Yellow also symbolizes destructive pursuit of wealth in the novel. Gatsby’s yellow car attracts crowds of fashionable New Yorkers to his parties, showing his exploited status as their temporary source of amusement and entertainment. Additionally, Myrtle Wilson’s first corrupt encounter with Tom Buchanan involves her running to caress his yellow car in an alleyway. Their affair then transpires among gilded yellow objects like gold dressing tables, linking the affair’s debauchery to garish yellow details. Overall, yellow represents the morally decayed lives of the wealthy elite who prioritize material extravagance over human relationships and fulfillment.

Color Meaning
Yellow Wealth, new money
Yellow Corruption, immorality

Blue

Blue is used to represent ideals, dreams, and fantasies in The Great Gatsby. Gatsby stares longingly at the green light on Daisy’s dock as it is framed by the blue waters of the Long Island Sound. The blue water represents the dividing line between reality and Gatsby’s imagined future with Daisy. He idealistically gazes at the green light across the blue expanse, dreamily envisioning the way he wants life to be. Additionally, T.J. Eckleburg’s enormous blue spectacles billboard over the Valley of Ashes. Behind the lenses, the eyes’ retinas have faded away to gray nothingness, reflecting how the abstract ideals imposed by society’s collective gaze have proven false and empty. Overall, blue symbolizes the fantastical beliefs and imaginary possibilities that tantalize yet elude Gatsby.

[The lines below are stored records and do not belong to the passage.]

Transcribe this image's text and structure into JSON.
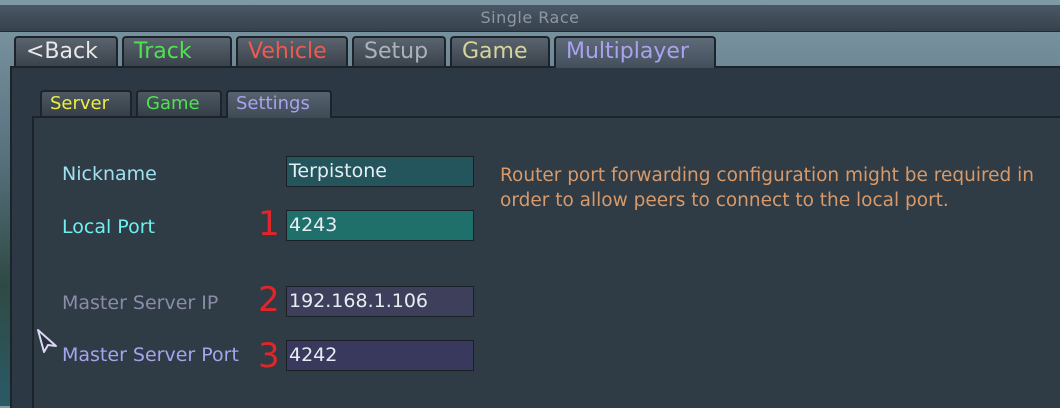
{
  "window": {
    "title": "Single Race"
  },
  "main_tabs": [
    {
      "label": "<Back",
      "color": "#e8e8e8"
    },
    {
      "label": "Track",
      "color": "#4fe24f"
    },
    {
      "label": "Vehicle",
      "color": "#ef5a50"
    },
    {
      "label": "Setup",
      "color": "#aab2ba"
    },
    {
      "label": "Game",
      "color": "#d8d39a"
    },
    {
      "label": "Multiplayer",
      "color": "#aaa2ee"
    }
  ],
  "sub_tabs": [
    {
      "label": "Server",
      "color": "#eeee44"
    },
    {
      "label": "Game",
      "color": "#4fe24f"
    },
    {
      "label": "Settings",
      "color": "#aaa2ee"
    }
  ],
  "form": {
    "nickname": {
      "label": "Nickname",
      "value": "Terpistone"
    },
    "local_port": {
      "label": "Local Port",
      "value": "4243",
      "marker": "1"
    },
    "master_server_ip": {
      "label": "Master Server IP",
      "value": "192.168.1.106",
      "marker": "2"
    },
    "master_server_port": {
      "label": "Master Server Port",
      "value": "4242",
      "marker": "3"
    }
  },
  "note": "Router port forwarding configuration might be required in order to allow peers to connect to the local port.",
  "icons": {
    "cursor": "arrow-cursor-icon"
  }
}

Blue also represents beauty and its elusive, ephemeral nature in the novel. Daisy’s enchanting allure is described through blue details like her bright blue lawn and pale blue robe. Her voice is full of money like the jingling of blue glass beads. The color helps capture Daisy’s radiant charm and magnetism that so captivates Gatsby. However, the blue gradually fades as Daisy’s facade crumbles and her shallow emptiness is exposed, showing beauty’s fleeting impermanence. Similarly, Gatsby’s fantastical parties overflow with music, laughter, and other blue-tinted joys of the moment that cannot last. Fitzgerald’s blue symbolizes the alluring yet fleeting nature of beauty, dreams, and enchantments.

Color Meaning
Blue Ideals, dreams, fantasy
Blue Beauty, enchantment

Conclusion

In summary, Fitzgerald uses colors like green, white, gray, yellow, and blue to craft symbolic meanings related to themes of idealism, wealth, purity, corruption, enchantment, and despair. Gatsby’s ever-glowing green light encapsulates his relentless hopes and dreams. White represents initial innocence that gives way to emptiness and nothingness. The dreary gray settings evoke gloom and monotonous drudgery. Yellow embodies the gaudy extravagance of the newly rich as well as their moral decay. Blue symbolizes the allure of imagined ideals, fantasies, and ephemeral beauty. Analyzing the colors embedded throughout the book provides deeper insight into the characters’ motivations and Fitzgerald’s central messages about struggling to fulfill American dreams in the prosperity of the 1920s.

The Great Gatsby’s colorful symbolic palette adds nuance and deeper meaning that continues to intrigue readers nearly a century after its release. Examining the selective use of colors reveals the complex themes woven into Fitzgerald’s deceptively simple 1925 novel.